Initially, they raised funds for nurseries for war orphans but during the late 1950s and early 1960s when my grade three class was involved, much of the money Canadian school children raised went to the Crippled Children’s Fund to pay for medical treatment for children in each province with physical disabilities. Remember this was a time when the polio vaccine was just starting to be used and there was no universal health care. My grade three teacher Mrs Kihn had obviously enrolled our class in the charitable efforts of the Junior Red Cross and selling our recipe books was a fundraiser. I can’t recall how much we charged for each book but I certainly remember making them. It was a long tedious process.
We put two little balls of plasticine on our desks and stuck a pencil in each one. Then we slid first the back cover, and then each of the forty-five pages of the book and the front cover one by one over the pencils which had been placed exactly the right distance apart. When we were done our teacher carefully slid the compiled recipe books off the pencils and inserted the plastic rings to hold them together. I think we each made five books to sell and let me tell you it took a long time. We had obviously brought recipes from home that our mothers had written out and sent along with us to school. At age eight I’d certainly never made sweet and sour spareribs and I am sure little Herby Peters who went on to become the managing partner of a large Winnipeg law firm had never made date cake.
Our teacher Mrs Kihn must have typed all those recipes onto mimeograph sheets and copied them all on an old Gestetner machine. Then she will have cut them apart with a paper cutter and punched holes in each sheet. A laborious task indeed! And there were forty children in our class who each made five recipe books. That’s 200 hundred recipe books Mrs. Kihn prepared for us to put together.
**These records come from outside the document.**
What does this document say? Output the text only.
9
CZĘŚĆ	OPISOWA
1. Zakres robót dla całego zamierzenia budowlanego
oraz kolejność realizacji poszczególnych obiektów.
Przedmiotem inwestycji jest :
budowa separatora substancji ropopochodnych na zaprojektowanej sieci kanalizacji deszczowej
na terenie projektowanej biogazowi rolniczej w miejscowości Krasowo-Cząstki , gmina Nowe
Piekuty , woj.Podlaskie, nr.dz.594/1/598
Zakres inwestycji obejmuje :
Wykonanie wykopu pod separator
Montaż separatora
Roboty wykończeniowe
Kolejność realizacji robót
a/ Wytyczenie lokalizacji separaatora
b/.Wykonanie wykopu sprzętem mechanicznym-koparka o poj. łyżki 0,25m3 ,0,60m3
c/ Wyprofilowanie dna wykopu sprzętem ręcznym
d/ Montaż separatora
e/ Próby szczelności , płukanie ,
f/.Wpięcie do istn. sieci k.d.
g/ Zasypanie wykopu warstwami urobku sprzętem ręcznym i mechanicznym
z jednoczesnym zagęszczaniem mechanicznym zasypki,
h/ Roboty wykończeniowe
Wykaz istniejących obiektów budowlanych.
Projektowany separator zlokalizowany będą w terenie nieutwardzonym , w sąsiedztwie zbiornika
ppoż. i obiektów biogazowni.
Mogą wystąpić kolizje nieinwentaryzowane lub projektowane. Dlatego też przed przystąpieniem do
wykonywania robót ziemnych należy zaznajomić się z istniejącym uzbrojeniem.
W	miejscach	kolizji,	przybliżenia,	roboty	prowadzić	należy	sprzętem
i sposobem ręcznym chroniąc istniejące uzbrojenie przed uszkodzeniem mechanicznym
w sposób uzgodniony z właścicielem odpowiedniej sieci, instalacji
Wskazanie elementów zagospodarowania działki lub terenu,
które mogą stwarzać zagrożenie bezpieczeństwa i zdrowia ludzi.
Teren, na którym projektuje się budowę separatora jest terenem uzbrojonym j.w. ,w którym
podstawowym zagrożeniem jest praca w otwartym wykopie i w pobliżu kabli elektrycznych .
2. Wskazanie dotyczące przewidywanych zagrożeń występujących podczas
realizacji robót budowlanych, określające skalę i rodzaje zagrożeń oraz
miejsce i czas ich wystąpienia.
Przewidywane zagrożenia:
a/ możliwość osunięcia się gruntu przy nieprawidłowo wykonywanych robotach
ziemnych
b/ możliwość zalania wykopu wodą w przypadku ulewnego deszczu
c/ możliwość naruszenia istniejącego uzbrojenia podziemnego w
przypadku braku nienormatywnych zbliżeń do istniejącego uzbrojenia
My grade three class at the Kornelson School in Steinbach. I am second from the left in the second last row and Herby is in the middle of the girls in the back row.
Mrs Kihn went to great lengths to help her students become civic-minded young people who were motivated to help others. I don’t think I fully appreciated that when I was sliding all those pages over the pencils on the second floor of the old Kornelson School in Steinbach. Now I do!